Sopló en el atardecer. Las ramas crujieron y las recién caídas hojas repiquetearon contra los troncos de los olmos y los bojes.

El bosque susurró su nombre.

Imaginación, por supuesto.

El río bajaba cargado al doblar el recodo. El sendero de jogging crujía bajo sus pies, las ramillas se agitaban en los árboles.

Arnold.

Más claro esta vez. Una fría brisa onduló a través de él.

El sonido murió, como ahogado por la capa de hojas sobre su cabeza.

Moderó gradualmente el paso, se detuvo. Miró a su alrededor. Parpadeó furioso hacia los árboles. El río era gris a la muriente luz.

—¿Hay alguien ahí?

Un gorrión alzó el vuelo desde un roble colorado y surcó el cielo, cruzó por encima de los árboles del cortavientos, por encima del agua, por encima de la orilla opuesta, y se adentró en Minnesota. Desapareció de la vista.

La corriente murmuraba más allá de un amasijo de oscuras rocas en el centro de la corriente.
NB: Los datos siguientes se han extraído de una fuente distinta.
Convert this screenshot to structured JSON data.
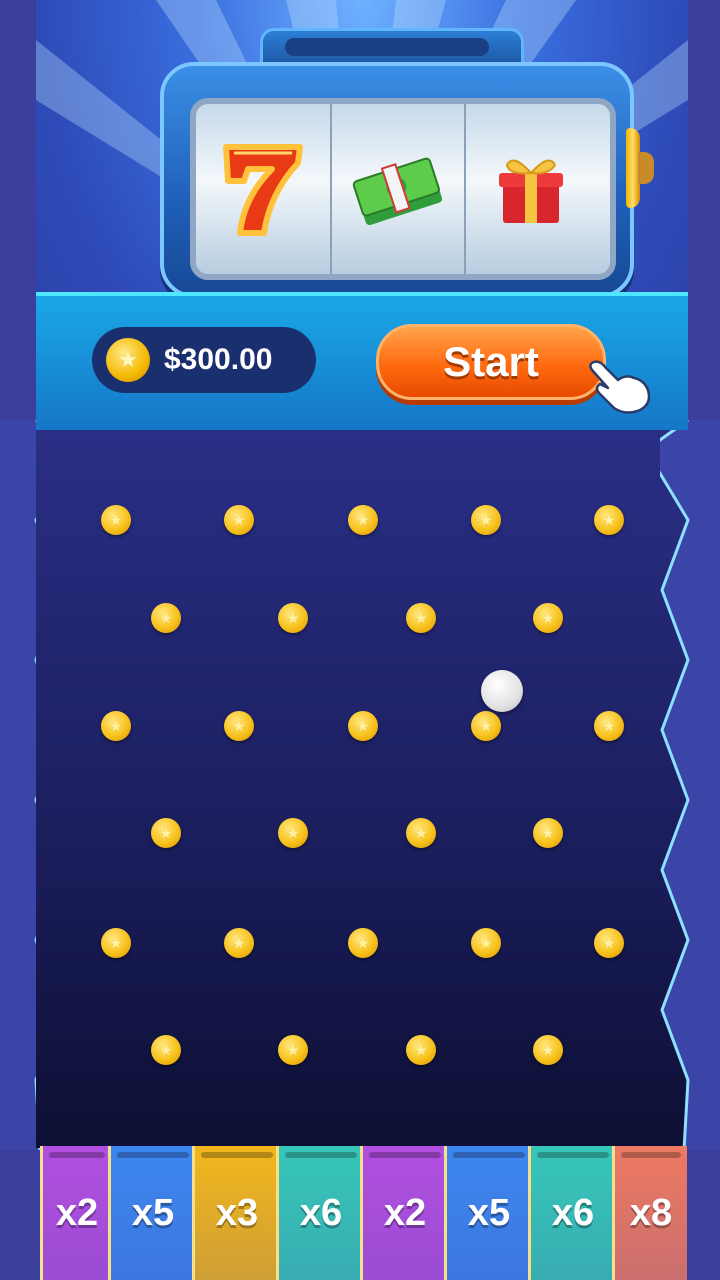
{
  "balance": {
    "amount": "$300.00",
    "icon": "star-coin-icon"
  },
  "start_button": {
    "label": "Start"
  },
  "reels": [
    {
      "symbol": "lucky-seven-icon"
    },
    {
      "symbol": "cash-stack-icon"
    },
    {
      "symbol": "gift-box-icon"
    }
  ],
  "multipliers": [
    {
      "label": "x2",
      "color": "#b24fe0"
    },
    {
      "label": "x5",
      "color": "#3c86ef"
    },
    {
      "label": "x3",
      "color": "#f3b71c"
    },
    {
      "label": "x6",
      "color": "#37c7b8"
    },
    {
      "label": "x2",
      "color": "#b24fe0"
    },
    {
      "label": "x5",
      "color": "#3c86ef"
    },
    {
      "label": "x6",
      "color": "#37c7b8"
    },
    {
      "label": "x8",
      "color": "#ee7a62"
    }
  ],
  "colors": {
    "accent_orange": "#ff6a10",
    "board_dark": "#1a1d5a",
    "peg_gold": "#f7c21c"
  }
}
En alguna parte en la distancia oyó el resonar de la puerta de un garaje al cerrarse. Siguió adelante. Pero esta vez corrió más lentamente.

Arnold.

Se detuvo de nuevo, estuvo a punto de perder el equilibrio. Se inmovilizó.

Esta vez no había ningún error: el sonido era sólo un susurro, un distante suspiro. Pero había pronunciado un nombre. Lo había inspirado, lo había exhalado. Era algo compuesto de río y viento y árboles. Lo oyó en las pequeñas ondulaciones del agua junto a la pedregosa orilla y en el rodar de las hojas muertas.

No era un grupo de chicos escondidos detrás de los bojes. No era nadie que pudiera imaginar. No era en absoluto una voz humana. Su corazón se puso a latir con fuerza.

El valor nunca había sido una de las virtudes de Arnold Whitaker. Temía los enfrentamientos, temía a los médicos, temía al dolor, temía a las mujeres. Y, aunque no creía en fantasmas, y de hecho se preocupaba mucho de sonreír cínicamente ante las historias sobre temas sobrenaturales o paranormales, no le gustaban los lugares oscuros, ni siquiera el corto trayecto desde su garaje hasta su casa cuando la luna estaba llena. (De pequeño había visto demasiadas películas de hombres lobo).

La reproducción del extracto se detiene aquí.